In Colorado's Douglas County the local school board voted to offer such vouchers. Others elsewhere wanted to ban mosques in neighborhoods and there have been attempts to restrict the rights to practice the Muslim religion.

Court rulings on the matter consume case law, laying down precedents which protect that legacy, but it does not stop others contesting its meaning and application. The political right, which embraces small government and professes to be libertarian in the matter of government intrusion into personal lives, has been the most eager to pressure governments to violate that separation on both the voucher matter and anti-Muslim laws.

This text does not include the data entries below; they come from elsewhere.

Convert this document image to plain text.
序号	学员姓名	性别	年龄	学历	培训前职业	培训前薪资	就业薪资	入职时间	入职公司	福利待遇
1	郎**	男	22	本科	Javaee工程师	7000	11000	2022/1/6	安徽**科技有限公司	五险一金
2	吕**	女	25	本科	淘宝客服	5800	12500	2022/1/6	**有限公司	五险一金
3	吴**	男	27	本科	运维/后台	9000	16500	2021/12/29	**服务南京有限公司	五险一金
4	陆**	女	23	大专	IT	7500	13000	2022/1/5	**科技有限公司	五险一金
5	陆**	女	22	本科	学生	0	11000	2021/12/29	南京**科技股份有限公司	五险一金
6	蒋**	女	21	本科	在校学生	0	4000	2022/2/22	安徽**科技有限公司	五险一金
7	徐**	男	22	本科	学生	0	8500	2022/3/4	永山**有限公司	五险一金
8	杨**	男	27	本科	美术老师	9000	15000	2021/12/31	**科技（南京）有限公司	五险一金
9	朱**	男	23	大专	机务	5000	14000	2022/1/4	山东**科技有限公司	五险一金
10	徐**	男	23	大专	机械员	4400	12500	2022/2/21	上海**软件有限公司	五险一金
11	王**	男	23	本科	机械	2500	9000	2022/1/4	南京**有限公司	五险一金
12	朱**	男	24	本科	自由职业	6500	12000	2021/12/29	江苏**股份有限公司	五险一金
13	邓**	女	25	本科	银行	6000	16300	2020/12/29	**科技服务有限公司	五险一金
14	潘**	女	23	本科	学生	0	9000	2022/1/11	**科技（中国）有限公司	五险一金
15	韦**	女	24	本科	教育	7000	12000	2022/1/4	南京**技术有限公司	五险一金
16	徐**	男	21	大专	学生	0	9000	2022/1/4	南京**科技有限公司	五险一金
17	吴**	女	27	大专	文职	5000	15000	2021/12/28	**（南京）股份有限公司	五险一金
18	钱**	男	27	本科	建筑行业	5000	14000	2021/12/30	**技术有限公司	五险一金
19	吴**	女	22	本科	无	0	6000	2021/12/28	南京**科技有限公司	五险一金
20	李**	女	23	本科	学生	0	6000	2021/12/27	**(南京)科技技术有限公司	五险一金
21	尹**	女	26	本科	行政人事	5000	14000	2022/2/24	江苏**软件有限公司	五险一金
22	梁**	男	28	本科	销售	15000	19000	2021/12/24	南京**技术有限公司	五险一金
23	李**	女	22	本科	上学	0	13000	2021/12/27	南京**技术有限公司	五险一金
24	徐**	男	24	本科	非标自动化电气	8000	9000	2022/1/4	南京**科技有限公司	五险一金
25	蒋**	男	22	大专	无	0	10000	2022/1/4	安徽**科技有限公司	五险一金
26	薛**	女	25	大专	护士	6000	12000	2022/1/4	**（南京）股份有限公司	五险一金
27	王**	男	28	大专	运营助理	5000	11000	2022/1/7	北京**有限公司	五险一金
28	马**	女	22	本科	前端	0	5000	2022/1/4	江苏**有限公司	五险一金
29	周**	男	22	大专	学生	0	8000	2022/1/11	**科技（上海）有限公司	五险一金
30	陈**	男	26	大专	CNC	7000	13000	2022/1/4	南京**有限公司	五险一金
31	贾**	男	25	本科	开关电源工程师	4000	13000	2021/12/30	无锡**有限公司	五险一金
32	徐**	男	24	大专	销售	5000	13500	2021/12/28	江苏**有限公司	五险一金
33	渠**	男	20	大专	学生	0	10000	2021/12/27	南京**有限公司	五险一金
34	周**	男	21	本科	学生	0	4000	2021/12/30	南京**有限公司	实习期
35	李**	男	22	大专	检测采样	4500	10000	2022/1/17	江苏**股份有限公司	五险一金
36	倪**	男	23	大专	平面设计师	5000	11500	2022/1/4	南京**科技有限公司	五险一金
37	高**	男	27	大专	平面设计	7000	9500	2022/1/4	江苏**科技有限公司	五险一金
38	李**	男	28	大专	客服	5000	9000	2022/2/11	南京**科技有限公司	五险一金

Various countries have approached separation of church and state differently. Through brute political force, Kemal Ataturk turned Turkey into a secular state with secular laws, banning the fez, head covers, and the veil. In the past few years, women students who covered their heads were kicked out of schools and the conflict resulted in the emergence of Islamists gaining more political power as a cultural revolution against secularism got wings.

Post-Mubarak Egypt will be shaped by the conflict between those who desire secular laws and the Muslim Brotherhood who wants an Islamic legal system. One Brotherhood pitch against secularism is that a “secular system means Egypt could allow gay marriage.” Sound familiar?

We often hear those who fear institution of Sharia law as the law of the U.S. point to England which set up Sharia courts to resolve civil issues between mosques. In England, there is no separation of church and state: There is an official religion. It is the Church of England. English history is full of strife between official religions practiced by their monarchs and the religion of their opponents. It was in that frame of reference our founders included separation of church and state in the bill of rights. Contemporary Britain dealing with diverse immigration now has a practice of tolerance applied to all. 

The French follow the secular model of Ataturk, banning the wearing of garb (including headscarves) and any symbols of any religion in public schools. The anger of the Muslim minority added to the frustration of discrimination flared up into scenes reminiscent of Watts during the '60s.

Here is the beauty of the American system that sets us apart and, so long as we uphold our system separating church and state, why some of those kinds of conflicts are less likely to happen here.

The U.S. system does not follow any of these models. Both Constitutional amendments protecting free speech and separation of church and state have taken some causes of conflict off the table. If a person wants to wear a headscarf, a Burka, a yarmulke, a ruffled cap, side curls, saffron robes, a turban, a cross, or a Star of David, one can in our America. Likewise no U.S. government can require anyone to subscribe to a religion. Taxpayer-supported vouchers to underwrite tuition to attend a faith-based school have been interpreted as government support of religion, violating the constitution's prohibition against government's establishment of official religions.

If an exception to these rights is made for one religion, the legal precedent would be established to allow for other exceptions in the future. So long as we uphold these constitutional rights to practice a religion freely, to strictly observe this sacred separation of church and state, forced adherence to certain religious laws or canons will not have a prayer in the U.S. of A.